Structural and electrical properties of grain boundaries in Ce0.85Gd0.15O1.925 solid electrolyte modified by addition of transition metal ions

Abstract

In this work we present studies on applicability of transition metal additives as sintering and electrical conductivity aids for cerium gadolinium oxide electrolyte. The nanosized Ce0.85Gd0.15O1.925 powder obtained by coprecipitation method was modified with Cr3+, Fe3+, Ni2+ or Cu2+ ions. Using high-intensity high-resolution X-ray powder diffraction data we have determined that Cr, Fe and Ni ions do not incorporate into the cerium gadolinium oxide surface or bulk when sintered at 1300 °C, but react with Gd ions to form Cr0.9Gd0.1O, GdFeO3 and GdNiO3 phases, while Cu incorporates in the material up to 0.7 mol% with a significant fraction of remaining material showing poorly crystalline CuO phase.

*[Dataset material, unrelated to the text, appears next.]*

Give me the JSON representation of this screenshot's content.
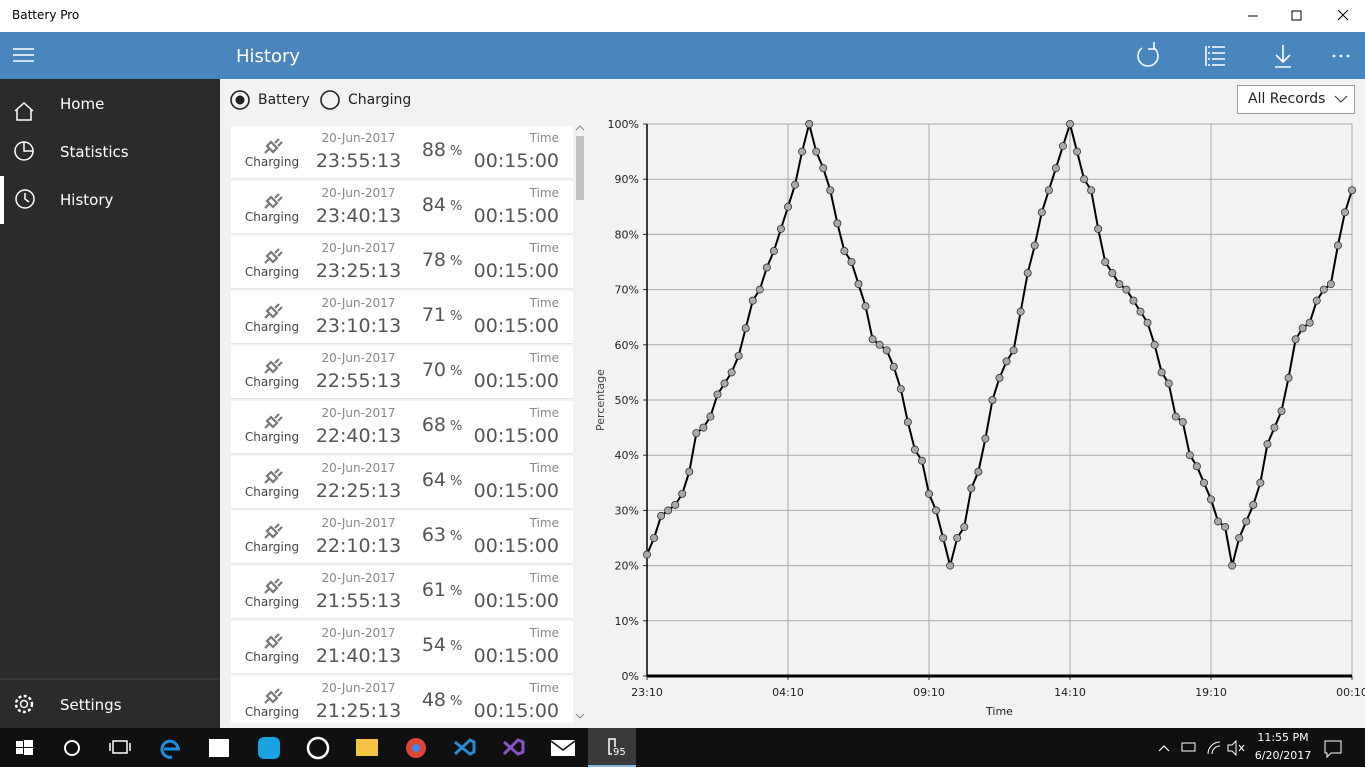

The nanosized Ce0.85Gd0.15O1.925 material shows already improved sintering properties than previous reports but full sintering is not achieved below 1300 °C, however Cr, Fe and mainly Cu impregnation allows full sintering at 1300 °C. 0.5 mol% Ni impregnated material sintered at 1500 °C shows enhanced grain boundary conductivity that probably indicates that Ni incorporates into Ce0.84Gd0.15O1.925 above 1300 °C. The global results indicate, however, that optimization of ceria microstructure is at least of equal importance for sinterability and grain boundary conductivity than impregnation of the material with transition metal ions.